Skip site navigation (1)Skip section navigation (2)
Date:      Sat, 9 Mar 2013 11:27:32 -0500 (EST)
From:      Rick Macklem <rmacklem@uoguelph.ca>
To:        Garrett Wollman <wollman@freebsd.org>
Cc:        freebsd-fs@freebsd.org, freebsd-net@freebsd.org
Subject:   Re: NFS DRC size
Message-ID:  <1639798917.3728142.1362846452693.JavaMail.root@erie.cs.uoguelph.ca>
In-Reply-To: <20794.38381.221980.5038@hergotha.csail.mit.edu>

next in thread | previous in thread | raw e-mail | index | archive | help
Garrett Wollman wrote:
> <<On Fri, 8 Mar 2013 19:47:13 -0500 (EST), Rick Macklem
> <rmacklem@uoguelph.ca> said:
> 
> > The cached replies are copies of the mbuf list done via m_copym().
> > As such, the clusters in these replies won't be free'd (ref cnt ->
> > 0)
> > until the cache is trimmed (nfsrv_trimcache() gets called after the
> > TCP layer has received an ACK for receipt of the reply from the
> > client).
> 
> I wonder if this bit is even working at all. In my experience, the
> size of the DRC quickly grows under load up to the maximum (or
> actually, slightly beyond), and never drops much below that level. On
> my production server right now, "nfsstat -se" reports:
> 
Well, once you add the patches and turn vfs.nfsd.tcphighwater up, it
will only trim the cache when that highwater mark is exceeded.
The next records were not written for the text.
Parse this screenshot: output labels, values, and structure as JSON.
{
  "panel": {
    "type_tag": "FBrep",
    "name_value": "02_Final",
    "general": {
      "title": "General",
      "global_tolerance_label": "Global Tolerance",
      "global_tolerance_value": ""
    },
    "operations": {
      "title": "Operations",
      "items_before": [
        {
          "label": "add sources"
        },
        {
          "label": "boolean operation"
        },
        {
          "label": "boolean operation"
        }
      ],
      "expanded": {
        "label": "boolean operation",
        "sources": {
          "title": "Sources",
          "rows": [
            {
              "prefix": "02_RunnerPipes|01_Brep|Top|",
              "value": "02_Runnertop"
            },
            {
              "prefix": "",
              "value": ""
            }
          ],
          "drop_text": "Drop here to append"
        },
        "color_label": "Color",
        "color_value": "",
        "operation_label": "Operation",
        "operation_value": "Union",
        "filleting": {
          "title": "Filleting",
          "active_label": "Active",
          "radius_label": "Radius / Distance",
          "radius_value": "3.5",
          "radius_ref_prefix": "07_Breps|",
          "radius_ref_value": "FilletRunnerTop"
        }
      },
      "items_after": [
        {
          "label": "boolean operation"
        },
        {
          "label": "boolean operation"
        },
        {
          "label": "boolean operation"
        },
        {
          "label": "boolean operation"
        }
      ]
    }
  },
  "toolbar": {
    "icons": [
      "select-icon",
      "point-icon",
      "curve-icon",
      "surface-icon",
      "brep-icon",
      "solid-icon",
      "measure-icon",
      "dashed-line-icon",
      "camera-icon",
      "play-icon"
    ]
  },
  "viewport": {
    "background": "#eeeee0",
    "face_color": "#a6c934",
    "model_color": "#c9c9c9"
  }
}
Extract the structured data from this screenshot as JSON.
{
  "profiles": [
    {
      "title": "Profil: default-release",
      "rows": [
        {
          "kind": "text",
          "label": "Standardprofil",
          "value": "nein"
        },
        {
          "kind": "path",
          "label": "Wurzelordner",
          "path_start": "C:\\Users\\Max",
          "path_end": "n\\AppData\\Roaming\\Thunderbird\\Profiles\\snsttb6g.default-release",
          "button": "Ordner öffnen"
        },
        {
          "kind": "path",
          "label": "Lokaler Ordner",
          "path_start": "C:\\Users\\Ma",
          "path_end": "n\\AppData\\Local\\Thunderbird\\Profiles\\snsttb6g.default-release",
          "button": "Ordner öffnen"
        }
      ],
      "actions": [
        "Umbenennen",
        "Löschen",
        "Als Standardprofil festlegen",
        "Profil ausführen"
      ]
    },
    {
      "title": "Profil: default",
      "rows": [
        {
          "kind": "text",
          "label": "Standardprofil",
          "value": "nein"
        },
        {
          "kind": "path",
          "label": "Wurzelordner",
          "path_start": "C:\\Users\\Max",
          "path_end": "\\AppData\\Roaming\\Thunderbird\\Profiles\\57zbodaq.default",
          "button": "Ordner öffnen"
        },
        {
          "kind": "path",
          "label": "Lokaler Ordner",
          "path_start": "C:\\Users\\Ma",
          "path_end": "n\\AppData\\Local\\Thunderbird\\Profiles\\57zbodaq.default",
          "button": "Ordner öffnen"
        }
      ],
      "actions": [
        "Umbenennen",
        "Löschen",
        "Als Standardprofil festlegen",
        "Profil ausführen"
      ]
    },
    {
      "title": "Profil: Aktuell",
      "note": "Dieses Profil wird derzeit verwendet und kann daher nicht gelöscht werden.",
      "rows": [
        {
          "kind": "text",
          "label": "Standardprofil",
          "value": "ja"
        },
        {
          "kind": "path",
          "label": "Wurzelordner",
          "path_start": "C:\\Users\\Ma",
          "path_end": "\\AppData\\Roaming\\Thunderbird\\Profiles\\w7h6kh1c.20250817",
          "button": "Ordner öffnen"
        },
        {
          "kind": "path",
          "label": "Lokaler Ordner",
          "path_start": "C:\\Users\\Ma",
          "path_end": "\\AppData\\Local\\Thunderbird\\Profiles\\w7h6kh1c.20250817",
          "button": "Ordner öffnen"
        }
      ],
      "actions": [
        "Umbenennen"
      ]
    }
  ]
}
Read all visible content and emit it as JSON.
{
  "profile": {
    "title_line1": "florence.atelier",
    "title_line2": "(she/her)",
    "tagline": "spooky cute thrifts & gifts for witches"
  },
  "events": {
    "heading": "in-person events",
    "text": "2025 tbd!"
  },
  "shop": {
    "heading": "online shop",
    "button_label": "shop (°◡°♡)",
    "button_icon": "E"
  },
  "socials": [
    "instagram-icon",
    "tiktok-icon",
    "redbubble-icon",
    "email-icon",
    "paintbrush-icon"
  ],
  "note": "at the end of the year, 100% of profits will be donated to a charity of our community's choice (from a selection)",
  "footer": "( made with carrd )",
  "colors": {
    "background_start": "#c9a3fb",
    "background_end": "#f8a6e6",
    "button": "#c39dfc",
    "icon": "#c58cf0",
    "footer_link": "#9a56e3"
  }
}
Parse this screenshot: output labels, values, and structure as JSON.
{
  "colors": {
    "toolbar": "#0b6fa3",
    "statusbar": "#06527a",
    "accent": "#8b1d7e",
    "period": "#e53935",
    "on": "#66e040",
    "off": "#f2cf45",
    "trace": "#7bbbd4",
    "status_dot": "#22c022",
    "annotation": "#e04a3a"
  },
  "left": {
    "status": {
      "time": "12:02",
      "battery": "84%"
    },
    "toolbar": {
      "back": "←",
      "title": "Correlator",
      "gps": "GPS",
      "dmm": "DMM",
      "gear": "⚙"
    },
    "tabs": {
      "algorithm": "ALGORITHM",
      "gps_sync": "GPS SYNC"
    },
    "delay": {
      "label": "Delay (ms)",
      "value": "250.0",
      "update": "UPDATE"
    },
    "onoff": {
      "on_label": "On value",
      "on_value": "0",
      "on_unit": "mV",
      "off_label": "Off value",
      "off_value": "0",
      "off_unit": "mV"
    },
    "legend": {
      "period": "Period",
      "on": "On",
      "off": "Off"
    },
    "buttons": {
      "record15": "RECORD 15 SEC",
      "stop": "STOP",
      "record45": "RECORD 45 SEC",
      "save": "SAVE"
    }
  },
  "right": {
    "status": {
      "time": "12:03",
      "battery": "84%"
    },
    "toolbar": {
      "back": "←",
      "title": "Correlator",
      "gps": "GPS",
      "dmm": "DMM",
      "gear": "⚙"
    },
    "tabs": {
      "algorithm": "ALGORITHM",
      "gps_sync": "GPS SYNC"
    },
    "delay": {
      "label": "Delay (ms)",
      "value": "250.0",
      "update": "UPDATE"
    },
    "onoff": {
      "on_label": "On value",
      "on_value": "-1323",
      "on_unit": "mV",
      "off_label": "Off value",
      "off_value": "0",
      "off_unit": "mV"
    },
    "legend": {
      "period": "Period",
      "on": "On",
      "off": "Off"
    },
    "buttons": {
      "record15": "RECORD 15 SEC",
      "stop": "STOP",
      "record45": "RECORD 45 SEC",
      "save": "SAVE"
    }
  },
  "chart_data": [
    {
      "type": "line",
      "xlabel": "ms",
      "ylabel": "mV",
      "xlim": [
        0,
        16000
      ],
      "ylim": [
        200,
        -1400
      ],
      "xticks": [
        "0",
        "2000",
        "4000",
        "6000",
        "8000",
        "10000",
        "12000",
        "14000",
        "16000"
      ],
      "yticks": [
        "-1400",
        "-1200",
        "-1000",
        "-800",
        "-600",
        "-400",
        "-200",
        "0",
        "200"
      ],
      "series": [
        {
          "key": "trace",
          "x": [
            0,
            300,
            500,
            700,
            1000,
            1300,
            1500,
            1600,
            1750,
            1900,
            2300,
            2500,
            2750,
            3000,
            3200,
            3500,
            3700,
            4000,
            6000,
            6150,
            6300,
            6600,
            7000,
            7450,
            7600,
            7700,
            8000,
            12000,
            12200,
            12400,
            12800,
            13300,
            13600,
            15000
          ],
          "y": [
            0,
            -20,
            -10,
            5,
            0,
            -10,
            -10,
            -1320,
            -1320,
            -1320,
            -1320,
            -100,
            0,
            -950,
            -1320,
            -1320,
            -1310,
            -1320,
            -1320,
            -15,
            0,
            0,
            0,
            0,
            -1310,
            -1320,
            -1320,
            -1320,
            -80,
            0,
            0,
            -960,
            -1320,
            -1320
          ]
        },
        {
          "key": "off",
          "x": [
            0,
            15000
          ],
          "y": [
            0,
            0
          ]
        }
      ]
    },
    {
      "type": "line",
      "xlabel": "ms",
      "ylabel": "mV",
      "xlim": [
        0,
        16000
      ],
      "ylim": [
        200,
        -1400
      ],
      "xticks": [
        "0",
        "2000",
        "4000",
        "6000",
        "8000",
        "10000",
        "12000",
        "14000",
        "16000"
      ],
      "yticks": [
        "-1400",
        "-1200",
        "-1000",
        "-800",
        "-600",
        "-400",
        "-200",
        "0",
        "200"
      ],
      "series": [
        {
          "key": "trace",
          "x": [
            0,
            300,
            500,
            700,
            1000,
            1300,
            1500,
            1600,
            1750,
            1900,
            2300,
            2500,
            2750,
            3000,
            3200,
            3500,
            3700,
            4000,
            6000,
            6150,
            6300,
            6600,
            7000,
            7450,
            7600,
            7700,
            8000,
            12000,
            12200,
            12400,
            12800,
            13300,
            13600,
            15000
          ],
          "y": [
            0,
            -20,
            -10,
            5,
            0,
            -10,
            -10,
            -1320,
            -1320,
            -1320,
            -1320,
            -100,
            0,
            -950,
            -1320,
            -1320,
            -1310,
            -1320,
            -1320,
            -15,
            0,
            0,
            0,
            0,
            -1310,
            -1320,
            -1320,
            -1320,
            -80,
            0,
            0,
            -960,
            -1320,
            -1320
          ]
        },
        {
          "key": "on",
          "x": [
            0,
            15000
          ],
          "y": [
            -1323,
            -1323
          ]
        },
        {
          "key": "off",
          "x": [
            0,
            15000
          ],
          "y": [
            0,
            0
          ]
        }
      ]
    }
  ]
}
When
it does the trim, the size does drop for the simple testing I do with
a single client. (I'll take another look at drc3.patch and see if I
can spot anywhere this might be broken, although my hunch is
that you have a lot of TCP connections and enough activity that it
rapidly grows back up to the limit.) The fact that it trims down to
around the highwater mark basically indicates this is working. If it wasn't
throwing away replies where the receipt has been ack'd at the TCP
level, the cache would grow very large, since they would only be
discarded after a loonnngg timeout (12hours unless you've changes
NFSRVCACHE_TCPTIMEOUT in sys/fs/nfs/nfs.h).

> Server Info:
> Getattr Setattr Lookup Readlink Read Write Create Remove
> 13036780 359901 1723623 3420 36397693 12385668 346590 109984
> Rename Link Symlink Mkdir Rmdir Readdir RdirPlus Access
> 45173 16 116791 14192 1176 24 12876747 3398533
> Mknod Fsstat Fsinfo PathConf Commit LookupP SetClId SetClIdCf
> 0 2703 14992 7502 1329196 0 1 1
> Open OpenAttr OpenDwnGr OpenCfrm DelePurge DeleRet GetFH Lock
> 263034 0 0 263019 0 0 545104 0
> LockT LockU Close Verify NVerify PutFH PutPubFH PutRootFH
> 0 0 263012 0 0 23753375 0 1
> Renew RestoreFH SaveFH Secinfo RelLckOwn V4Create
> 2 263006 263033 0 0 0
> Server:
> Retfailed Faults Clients
> 0 0 1
> OpenOwner Opens LockOwner Locks Delegs
> 56 10 0 0 0
> Server Cache Stats:
> Inprog Idem Non-idem Misses CacheSize TCPPeak
> 0 0 0 81714128 60997 61017
> 
> It's only been up for about the last 24 hours. Should I be setting
> the size limit to something truly outrageous, like 200,000? (I'd
> definitely need to deal with the mbuf cluster issue then!) The
> average request rate over this time is about 1000/s, but that includes
> several episodes of high-cpu spinning (which I resolved by increasing
> the DRC limit).
> 
It is the number of TCP connections from clients that determines how much
gets cached, not the request rate. For TCP, a scheme like LRU doesn't work,
because RPC retries (as opposed to TCP segment retransmits) only happen long
after the initial RPC request. (Usually after a TCP connection has broken and
the client has established a new connection, although some NFSv3 over TCP
clients will retry an RPC after a long timeout.) The cache needs to hold the
last N RPC replies for each TCP connection and discard them when further
traffic on the TCP connection indicates that the connection is still working.
(Some NFSv3 over TCP servers don't guarantee to generate a reply for an RPC
 when resource constrained, but the FreeBSD one always sends a reply, except
 for NFSv2, where it will close down the TCP connection when it has no choice.
 I doubt any client is doing NFSv2 over TCP, so I don't consider this relevent.)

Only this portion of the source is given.